The Gräfin patted his arm. “Don’t upset yourself thus, Ferdinand. We knew Fenris has…strange habits.”
“Strange habits?
Strange
habits?” The Graf started to fold the newspaper so fiercely it seemed as if he wanted to wage war against it. “He’s grown into a heathen, our son! That’s what happened! A perfect heathen!”
A lout, a churl, a nidget, a mutthead…
Cissy cocked her head to one side. “Rambach?” She turned her head.
The butler blinked. “
Gnädiges Fräulein
?”
“Are there some leftovers from last night’s roast meat?”
He gave a cautious nod. “There might be.”
“Then bring them up.” She gave him a beaming smile.
“Y-yes.” He gulped. “
Gnädiges Fräulein
.”
~*~
The thick bulges of the bull’s-eye panes of the study softly filtered the light of the late morning sun. Specks of dust danced in the rays of light, which fell across the heavy desk of darkest wood.
“And?” Fenris kept his attention on the treatise on modern forestry he was reading.
Johann shuffled his feet. “Well…” He cleared his throat.
At that, Fenris looked up, a frown on his face. “Did it work?”
His valet scratched his head. “Well…your parents had black bread and cold gruel for breakfast, just as you ordered.” He paused.
“Yes, I admit it.” Sighing, Fenris waved his hand about. “That was a bit unfortunate. What did they say?”

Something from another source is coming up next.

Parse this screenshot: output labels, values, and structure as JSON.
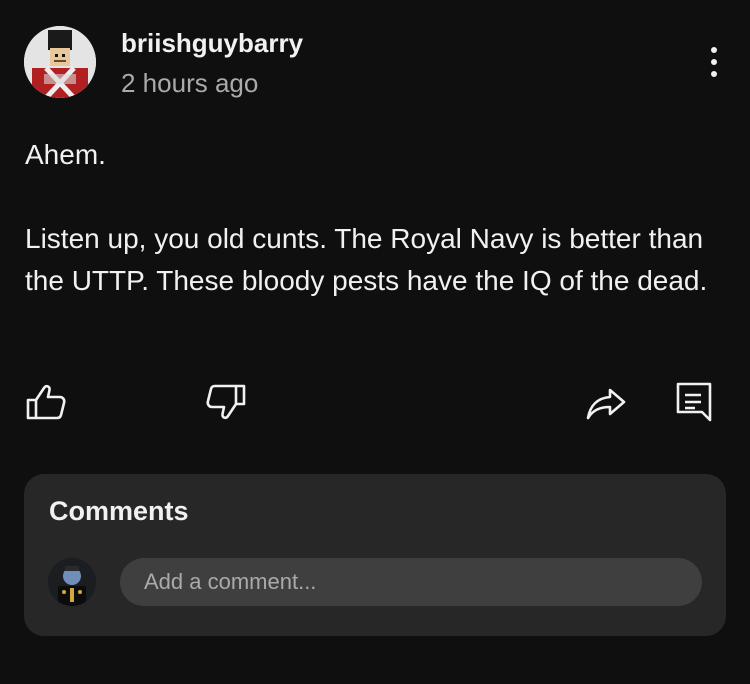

“According to Rambach, your father thinks you’ve become a heathen. Correction: a
perfect
heathen.”
Fenris blew up his cheeks and exhaled slowly. Warily, he rubbed his neck. “What’s new there?” he muttered. “Go on. What happened then?”
“Well…”
“Yes?”
“Then Miss Fussell came and ordered Rambach to bring up the leftovers from last night’s dinner.”
Fenris groaned.
His valet lifted his hands in a helpless gesture. “Apparently she liked neither buttered black bread nor cold gruel.”